Post-docs: Former and Current
Jesse Kass (2009 PhD Harvard University).
Jesse, who wrote his PhD with Joe Harris, is an RTG post-doc who works on extending families of Jacobians. I am looking forward to learning a lot from him.
Karl Schwede (2006 PhD University of Washington),
Karl was hired as an RTG-postdoc, but the next year won the NSF post-doctoral fellowship, which he now holds until 2010. So far, together with
Sandor Kovacs,
we've proved a simple new characterization of
DuBois singularities in the Cohen-Macaulay case, which has nice applications to a conjecture of Kollar and to Kodaira vanishing for log canonical varieties.
Karl and I also figured out a nice story about globally F-regular varieties and their relationship to Log Fano varieties. He has done deep work in several directions; my personal favorite is his work on F-adjunction and centers of F-purity, which brings to commutative algebra some powerful ideas from birational geometry.
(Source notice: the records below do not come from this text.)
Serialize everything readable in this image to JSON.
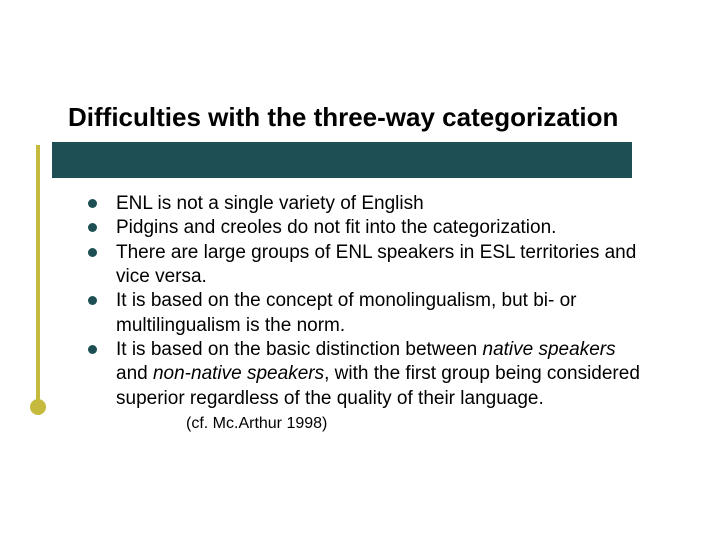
{
  "slide": {
    "title": "Difficulties with the three-way categorization",
    "bar_color": "#1d4f54",
    "accent_color": "#c5b93e",
    "background_color": "#ffffff",
    "title_fontsize": 26,
    "body_fontsize": 19,
    "bullets": [
      {
        "text": "ENL is not a single variety of English"
      },
      {
        "text": "Pidgins and creoles do not fit into the categorization."
      },
      {
        "text": "There are large groups of ENL speakers in ESL territories and vice versa."
      },
      {
        "text": "It is based on the concept of monolingualism, but bi- or multilingualism is the norm."
      },
      {
        "pre": "It is based on the basic distinction between ",
        "ital1": "native speakers",
        "mid": " and ",
        "ital2": "non-native speakers",
        "post": ", with the first group being considered superior regardless of the quality of their language.",
        "citation": "(cf. Mc.Arthur 1998)"
      }
    ]
  }
}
Check out his papers on the arvix
Howard Thompson (2002 PhD UC Berkeley)
With Howard, we worked out formulas for multiplier ideals of ideals defining nice subschemes of a smooth scheme, including any scheme defined by binomials (or more generally, any ideal admitting a "factorizing resolution" obtained by blowing up a monomial ideal). We also are studying which exceptional divisors in the resolution of a curve on a smooth surface are irrelevent from the point of view of computing jumping numbers, a question inspired by Wim Veys.
Russell Goward (2001 PhD University of Missouri)
Russell and I worked out the reduced scheme structure of the jet schemes of monomial schemes in a preprint called "Jet schemes of monomial ideals." (see preprint list).
Ana Bravo (1998 PhD Madrid), currently a professor of mathematics at the Autonoma in Madrid, Spain.
With Ana, we worked on two topics:
the behavior of the test ideal under smooth and etale maps (see preprint list),
and also on multiplier ideals for singular varieties (in progess).
There are many other post-docs at the University of Michigan in the algebra and algebraic geometry groups with whom I have had "unofficial" working relationships.